Thomas took the cigarette case from his pocket and extracted a cigarette. He snapped the lighter and was amazed to see the colors on the case. They were scintillating, iridescent, and beautiful. They danced and changed as he moved the lighter, and the swift play of color across the surface of the case caught his fancy.
It also caught his scientific sense. He looked at the case carefully and swore. Tom had been using the ruling engine. The surface of the cigarette case was a mirror-grating and it was as good a job as the ruling engine could produce.
Thomas fumed. The idea! And then he smiled a bit. For the engineer's use of the ruling engine to decorate a cigarette case was a sort of prostitution of the machine, but it had not harmed the engine in any way.

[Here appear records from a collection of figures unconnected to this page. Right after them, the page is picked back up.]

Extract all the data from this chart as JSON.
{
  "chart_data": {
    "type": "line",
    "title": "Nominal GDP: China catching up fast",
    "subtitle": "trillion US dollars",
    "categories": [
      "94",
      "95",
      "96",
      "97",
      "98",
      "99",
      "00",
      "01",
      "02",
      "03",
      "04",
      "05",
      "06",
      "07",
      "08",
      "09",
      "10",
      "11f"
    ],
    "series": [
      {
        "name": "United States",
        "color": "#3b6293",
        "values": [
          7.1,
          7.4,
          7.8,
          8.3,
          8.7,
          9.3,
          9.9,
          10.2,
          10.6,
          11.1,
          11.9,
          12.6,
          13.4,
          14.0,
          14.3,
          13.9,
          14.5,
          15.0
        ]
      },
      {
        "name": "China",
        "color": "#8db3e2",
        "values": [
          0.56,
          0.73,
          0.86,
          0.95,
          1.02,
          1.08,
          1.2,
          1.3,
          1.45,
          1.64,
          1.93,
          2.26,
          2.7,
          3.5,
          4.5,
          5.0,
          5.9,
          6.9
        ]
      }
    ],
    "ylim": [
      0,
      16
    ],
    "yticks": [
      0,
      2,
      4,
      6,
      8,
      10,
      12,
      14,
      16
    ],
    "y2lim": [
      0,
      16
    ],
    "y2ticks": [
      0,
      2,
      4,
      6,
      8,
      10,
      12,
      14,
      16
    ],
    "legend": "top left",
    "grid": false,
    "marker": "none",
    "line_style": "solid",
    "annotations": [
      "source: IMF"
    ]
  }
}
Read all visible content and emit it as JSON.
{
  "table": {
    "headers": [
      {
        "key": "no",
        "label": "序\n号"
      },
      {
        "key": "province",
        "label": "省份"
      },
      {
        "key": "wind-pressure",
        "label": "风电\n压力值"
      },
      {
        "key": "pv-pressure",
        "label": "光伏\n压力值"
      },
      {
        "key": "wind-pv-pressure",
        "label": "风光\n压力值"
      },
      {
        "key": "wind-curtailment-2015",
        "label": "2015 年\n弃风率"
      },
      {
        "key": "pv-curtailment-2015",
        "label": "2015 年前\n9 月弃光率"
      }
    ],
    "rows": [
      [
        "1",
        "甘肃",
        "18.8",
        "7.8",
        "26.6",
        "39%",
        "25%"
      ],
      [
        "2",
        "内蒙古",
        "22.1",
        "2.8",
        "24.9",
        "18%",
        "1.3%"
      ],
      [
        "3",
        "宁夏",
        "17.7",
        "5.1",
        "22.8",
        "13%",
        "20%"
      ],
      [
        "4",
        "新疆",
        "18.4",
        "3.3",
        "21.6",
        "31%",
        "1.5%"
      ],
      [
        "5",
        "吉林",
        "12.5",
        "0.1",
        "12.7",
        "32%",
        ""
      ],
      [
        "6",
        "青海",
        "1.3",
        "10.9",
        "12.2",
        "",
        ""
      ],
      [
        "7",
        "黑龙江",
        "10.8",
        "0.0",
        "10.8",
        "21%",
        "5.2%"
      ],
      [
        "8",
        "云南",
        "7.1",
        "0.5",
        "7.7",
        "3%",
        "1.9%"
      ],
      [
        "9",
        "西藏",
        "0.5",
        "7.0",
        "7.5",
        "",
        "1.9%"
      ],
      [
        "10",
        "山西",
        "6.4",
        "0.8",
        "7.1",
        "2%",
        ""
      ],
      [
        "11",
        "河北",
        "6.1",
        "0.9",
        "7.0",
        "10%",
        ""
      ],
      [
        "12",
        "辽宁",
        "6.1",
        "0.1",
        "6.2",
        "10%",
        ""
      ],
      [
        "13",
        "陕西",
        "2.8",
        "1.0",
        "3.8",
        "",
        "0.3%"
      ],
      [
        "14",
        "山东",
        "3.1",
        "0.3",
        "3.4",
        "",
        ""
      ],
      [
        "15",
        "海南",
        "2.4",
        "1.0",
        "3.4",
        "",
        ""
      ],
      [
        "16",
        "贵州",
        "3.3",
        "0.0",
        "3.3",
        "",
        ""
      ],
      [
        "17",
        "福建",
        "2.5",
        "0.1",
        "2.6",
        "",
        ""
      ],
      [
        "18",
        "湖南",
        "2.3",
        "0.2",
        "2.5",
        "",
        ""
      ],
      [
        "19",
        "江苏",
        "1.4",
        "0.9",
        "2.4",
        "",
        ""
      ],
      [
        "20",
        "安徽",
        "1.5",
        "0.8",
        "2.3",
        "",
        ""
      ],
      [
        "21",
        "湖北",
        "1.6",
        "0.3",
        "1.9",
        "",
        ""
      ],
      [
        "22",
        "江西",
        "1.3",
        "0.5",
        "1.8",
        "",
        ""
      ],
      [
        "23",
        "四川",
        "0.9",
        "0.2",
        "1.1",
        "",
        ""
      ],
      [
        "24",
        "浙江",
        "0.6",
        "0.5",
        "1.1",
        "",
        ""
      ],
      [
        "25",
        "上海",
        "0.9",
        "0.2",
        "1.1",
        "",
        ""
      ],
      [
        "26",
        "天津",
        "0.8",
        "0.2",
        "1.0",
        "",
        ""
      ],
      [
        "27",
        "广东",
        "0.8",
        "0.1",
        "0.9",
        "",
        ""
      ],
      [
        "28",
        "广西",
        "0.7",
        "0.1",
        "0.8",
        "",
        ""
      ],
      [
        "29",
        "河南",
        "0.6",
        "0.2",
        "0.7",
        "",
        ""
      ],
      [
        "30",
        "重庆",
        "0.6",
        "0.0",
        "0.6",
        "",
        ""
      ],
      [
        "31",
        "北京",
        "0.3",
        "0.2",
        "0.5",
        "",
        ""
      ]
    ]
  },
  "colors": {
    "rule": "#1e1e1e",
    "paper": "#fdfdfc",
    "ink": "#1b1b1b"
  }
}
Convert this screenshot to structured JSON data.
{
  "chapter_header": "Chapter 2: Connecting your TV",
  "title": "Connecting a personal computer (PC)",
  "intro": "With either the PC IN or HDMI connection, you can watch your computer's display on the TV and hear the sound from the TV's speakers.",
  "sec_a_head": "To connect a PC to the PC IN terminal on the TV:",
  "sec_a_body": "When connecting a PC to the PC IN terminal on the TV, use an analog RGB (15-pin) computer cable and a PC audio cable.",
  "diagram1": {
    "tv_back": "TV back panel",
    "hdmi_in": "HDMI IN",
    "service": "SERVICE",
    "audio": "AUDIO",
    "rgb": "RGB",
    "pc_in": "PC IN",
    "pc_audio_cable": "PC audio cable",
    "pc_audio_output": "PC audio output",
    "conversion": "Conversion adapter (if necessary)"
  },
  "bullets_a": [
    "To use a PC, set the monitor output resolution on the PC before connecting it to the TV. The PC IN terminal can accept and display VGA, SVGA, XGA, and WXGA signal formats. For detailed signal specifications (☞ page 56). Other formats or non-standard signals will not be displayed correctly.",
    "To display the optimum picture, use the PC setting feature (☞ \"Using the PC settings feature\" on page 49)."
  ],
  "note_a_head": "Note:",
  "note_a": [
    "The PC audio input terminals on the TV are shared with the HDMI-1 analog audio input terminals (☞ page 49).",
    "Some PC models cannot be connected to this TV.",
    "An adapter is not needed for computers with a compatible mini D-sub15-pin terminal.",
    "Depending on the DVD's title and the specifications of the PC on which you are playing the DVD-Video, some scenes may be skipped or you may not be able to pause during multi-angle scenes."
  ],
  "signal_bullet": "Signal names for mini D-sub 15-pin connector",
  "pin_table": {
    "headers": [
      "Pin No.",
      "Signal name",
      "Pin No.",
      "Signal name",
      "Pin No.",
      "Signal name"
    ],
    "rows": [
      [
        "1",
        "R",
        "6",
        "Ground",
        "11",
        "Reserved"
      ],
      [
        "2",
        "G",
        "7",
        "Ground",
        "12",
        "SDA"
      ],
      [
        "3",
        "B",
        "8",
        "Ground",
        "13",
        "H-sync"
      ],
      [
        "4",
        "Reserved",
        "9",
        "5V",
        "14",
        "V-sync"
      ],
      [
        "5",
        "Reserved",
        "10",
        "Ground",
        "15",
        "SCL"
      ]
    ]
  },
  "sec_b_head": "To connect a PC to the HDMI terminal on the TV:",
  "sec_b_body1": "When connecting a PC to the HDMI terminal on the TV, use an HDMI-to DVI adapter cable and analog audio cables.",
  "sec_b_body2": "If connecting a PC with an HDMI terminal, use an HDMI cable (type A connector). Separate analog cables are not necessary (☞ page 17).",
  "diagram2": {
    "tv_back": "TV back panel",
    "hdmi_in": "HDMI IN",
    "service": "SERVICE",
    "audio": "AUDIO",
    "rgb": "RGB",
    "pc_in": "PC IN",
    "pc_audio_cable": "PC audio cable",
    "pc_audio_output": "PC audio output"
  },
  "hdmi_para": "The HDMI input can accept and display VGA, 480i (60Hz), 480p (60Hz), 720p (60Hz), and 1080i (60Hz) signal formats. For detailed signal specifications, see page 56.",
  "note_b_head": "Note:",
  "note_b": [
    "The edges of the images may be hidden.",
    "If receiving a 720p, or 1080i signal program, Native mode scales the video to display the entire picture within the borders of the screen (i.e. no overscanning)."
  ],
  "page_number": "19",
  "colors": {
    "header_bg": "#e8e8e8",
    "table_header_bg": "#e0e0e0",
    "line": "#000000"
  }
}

And it was certainly no worse on the physicist's nerves than the irrelevant mixture of precision and utter sloppiness that characterized the physicist's work.
It was, the physicist admitted, beautiful.
He returned to the engineering data.
A poltergeist!
The "throwing-ghost" of the ancient lore and myth. The fearsome manifestation of unrealism. Superstition!
Sheer superstition!
The physicist's mind rejected it, at first. But that which made him the physicist prodded neatly and patiently and quietly. "Where there's smoke, there's fire," it said. And it mentioned situations where, though exact engineering data had not been taken, certainly the observers were not incompetent. They were not trained, but they did attempt to give a valid picture.